Prosecutors had said Josef S., a member of the Nazi party’s paramilitary SS, helped to send 3,518 people to their deaths at the Sachsenhausen camp, north of Berlin, by regularly standing guard in the watchtower between 1942 and 1945.
Josef Schütz was born in Lithuania on 16 November, 1921. By 1942, he was working in the Sachsenhausen concentration camp where one of his duties was being stationed in the watchtower. He remained at the camp until the end of the war in 1945.
After the war, he was released as a prisoner of war in 1947, after which he moved to East Germany where he worked as a locksmith.
He was at one point married, but in 1986 became a widower.

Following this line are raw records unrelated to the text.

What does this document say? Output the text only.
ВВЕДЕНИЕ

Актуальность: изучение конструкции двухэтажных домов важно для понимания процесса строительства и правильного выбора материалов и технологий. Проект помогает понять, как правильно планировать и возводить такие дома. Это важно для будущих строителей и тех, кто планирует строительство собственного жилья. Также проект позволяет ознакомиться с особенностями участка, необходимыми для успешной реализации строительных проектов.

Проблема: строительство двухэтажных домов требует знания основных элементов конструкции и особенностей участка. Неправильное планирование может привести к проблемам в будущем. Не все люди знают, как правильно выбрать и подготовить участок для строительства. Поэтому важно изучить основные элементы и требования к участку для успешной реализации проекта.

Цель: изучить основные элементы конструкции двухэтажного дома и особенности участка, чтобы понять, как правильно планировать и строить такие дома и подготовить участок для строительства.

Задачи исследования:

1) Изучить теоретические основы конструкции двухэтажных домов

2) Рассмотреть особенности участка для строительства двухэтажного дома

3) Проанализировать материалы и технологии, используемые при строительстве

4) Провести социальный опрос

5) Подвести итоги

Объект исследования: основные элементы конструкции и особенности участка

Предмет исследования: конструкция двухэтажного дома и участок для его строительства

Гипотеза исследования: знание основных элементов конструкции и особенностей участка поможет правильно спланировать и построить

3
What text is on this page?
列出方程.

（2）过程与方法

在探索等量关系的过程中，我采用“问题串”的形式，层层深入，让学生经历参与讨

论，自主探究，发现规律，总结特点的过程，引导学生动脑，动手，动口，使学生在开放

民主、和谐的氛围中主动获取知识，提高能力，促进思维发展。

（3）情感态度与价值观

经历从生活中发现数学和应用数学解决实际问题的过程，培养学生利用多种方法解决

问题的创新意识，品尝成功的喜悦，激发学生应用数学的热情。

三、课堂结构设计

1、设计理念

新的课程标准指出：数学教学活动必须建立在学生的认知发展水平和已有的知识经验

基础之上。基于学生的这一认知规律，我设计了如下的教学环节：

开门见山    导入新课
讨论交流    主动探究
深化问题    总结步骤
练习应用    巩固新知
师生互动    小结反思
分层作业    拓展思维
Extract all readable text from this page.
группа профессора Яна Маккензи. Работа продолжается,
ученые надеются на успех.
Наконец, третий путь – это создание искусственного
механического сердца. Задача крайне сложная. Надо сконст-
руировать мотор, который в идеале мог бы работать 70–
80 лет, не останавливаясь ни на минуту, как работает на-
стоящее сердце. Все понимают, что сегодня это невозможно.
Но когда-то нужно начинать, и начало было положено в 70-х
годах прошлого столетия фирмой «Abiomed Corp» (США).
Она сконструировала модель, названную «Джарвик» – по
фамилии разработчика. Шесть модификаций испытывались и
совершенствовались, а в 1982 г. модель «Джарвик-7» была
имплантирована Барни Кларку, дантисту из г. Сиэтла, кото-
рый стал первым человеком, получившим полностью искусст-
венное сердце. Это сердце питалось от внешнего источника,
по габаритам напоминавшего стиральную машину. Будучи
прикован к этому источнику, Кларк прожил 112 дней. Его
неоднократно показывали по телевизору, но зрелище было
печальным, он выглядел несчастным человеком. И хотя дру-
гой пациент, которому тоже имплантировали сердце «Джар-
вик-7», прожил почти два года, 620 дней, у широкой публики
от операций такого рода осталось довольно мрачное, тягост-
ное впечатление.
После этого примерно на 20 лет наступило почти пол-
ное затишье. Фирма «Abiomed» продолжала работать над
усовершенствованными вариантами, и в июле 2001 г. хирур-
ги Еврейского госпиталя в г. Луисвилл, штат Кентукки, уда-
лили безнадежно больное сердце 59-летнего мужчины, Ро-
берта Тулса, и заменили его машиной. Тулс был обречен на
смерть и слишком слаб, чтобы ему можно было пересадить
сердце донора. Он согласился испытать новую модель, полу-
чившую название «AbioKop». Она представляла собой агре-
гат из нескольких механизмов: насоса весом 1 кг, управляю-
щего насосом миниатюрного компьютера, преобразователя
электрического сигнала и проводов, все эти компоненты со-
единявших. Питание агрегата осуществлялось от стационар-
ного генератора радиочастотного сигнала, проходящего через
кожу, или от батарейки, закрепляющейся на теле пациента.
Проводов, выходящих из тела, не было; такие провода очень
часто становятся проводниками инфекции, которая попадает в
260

By 2021, he lived in the northeast state of Brandenburg, Germany.
The trial took nearly nine months as doctors had said he was only partially fit to stand trial, and sessions were limited to two and a half hours a day.
Some people interned in Sachsenhausen were murdered with Zyklon-B, the poison gas also used in other extermination camps where millions of Jews were killed during the Holocaust.
During the trial, Schütz stated he did “absolutely nothing” wrong and was not aware of the atrocities happening at Sachsenhausen.
Instead, he stated he worked as a “farm labourer near Pasewalk in northeastern Germany during the period in question”, a claim which the court rejected.
The court used historical documents to prove he worked at the camp and was a non-commissioned officer in the Waffen-SS.